I would have thought it makes more sense to clamp values outside the axis’s range to either its max or its min, as recorded in the fvar table, rather than its default. Furthermore, there does not seem to be a way to obtain the max and min values — something that seems to me quite a desirable capability, whether or not there are instances to access them. Would it make sense to allow special values of max, min and default in font-variation-settings? For example:

font-variation-settings: 'wght' default, 'wdth' min;

Note: Webkit Nightly supports font-variation-settings but I have found it unpredictable when using values just within the extremes.


  • John Hudson
    John Hudson Posts: 3,013
    I like the idea of having max, min and default as settings.
  • Peter Constable
    Peter Constable Posts: 161
    edited October 2016
    I had noticed that.

    The OT 1.8 spec says that an application (or whatever platform layer is doing interpolation) must clamp the requested user values to the axis min/max values defined in the 'fvar' table. Search for the first instance of "clamp" in this page:


    Now, in principle, you could view CSS as a higher-level protocol that enforces different requirements. The OT spec doesn't prevent that; the higher-level protocol wouldn't conform to the OT 1.8 guidance for processing variation instance coordinates, but that doesn't necessarily imply that anyone will care.

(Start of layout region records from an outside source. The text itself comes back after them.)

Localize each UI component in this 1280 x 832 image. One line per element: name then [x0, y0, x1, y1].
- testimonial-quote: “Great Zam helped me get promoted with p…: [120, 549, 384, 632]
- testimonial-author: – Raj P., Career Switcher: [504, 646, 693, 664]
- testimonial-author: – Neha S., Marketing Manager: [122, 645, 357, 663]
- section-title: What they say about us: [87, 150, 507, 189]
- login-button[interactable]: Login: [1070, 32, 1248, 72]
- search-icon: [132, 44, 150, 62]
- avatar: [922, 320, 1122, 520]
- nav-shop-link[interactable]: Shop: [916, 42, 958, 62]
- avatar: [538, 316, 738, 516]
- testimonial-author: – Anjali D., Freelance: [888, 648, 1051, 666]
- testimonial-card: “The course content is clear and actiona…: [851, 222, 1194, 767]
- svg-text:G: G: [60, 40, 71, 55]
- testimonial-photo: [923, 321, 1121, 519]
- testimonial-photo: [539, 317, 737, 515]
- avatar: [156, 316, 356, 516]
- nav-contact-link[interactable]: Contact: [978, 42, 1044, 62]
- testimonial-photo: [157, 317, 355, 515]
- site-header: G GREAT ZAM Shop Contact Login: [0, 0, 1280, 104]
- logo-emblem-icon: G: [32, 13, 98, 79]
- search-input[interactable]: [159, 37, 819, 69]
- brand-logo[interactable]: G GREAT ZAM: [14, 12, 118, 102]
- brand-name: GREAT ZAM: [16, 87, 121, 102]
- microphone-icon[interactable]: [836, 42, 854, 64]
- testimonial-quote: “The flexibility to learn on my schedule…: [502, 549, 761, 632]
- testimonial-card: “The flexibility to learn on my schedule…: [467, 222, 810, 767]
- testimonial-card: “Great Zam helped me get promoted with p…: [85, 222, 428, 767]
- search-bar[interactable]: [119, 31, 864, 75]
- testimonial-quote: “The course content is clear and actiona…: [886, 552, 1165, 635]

    But if people do care about what CSS does, they should open issues or comment on issues in the GitHub rep that the CSS WG uses for their process. I have opened an issue for this item (specifically, clamping vs. ignore; I haven't mentioned support for "min" and "max" values):

  • Dave Crossland
    I agree that when the first font has 1-999 and the second has 50-900 and I've asked for 950, and then when toggle/switching families I don't expect the style to jump to the regular in the second, but to 900.

    Being able to ask for max, min, absolute percentage, and relative percentage all seem useful.
  • Laurence Penney
    Thanks for posting that Peter, and explaining where to comment. The ‘fvar’ spec was indeed where I’d recently seen use of the word ‘clamp’ in this context. Agreed that there’s no compulsion for CSS to behave the same way.

    Dave, I like the idea of a percentage along an axis, so 0% gets its min, and 100% gets its max. Could you clarify what you mean by relative and absolute percentage?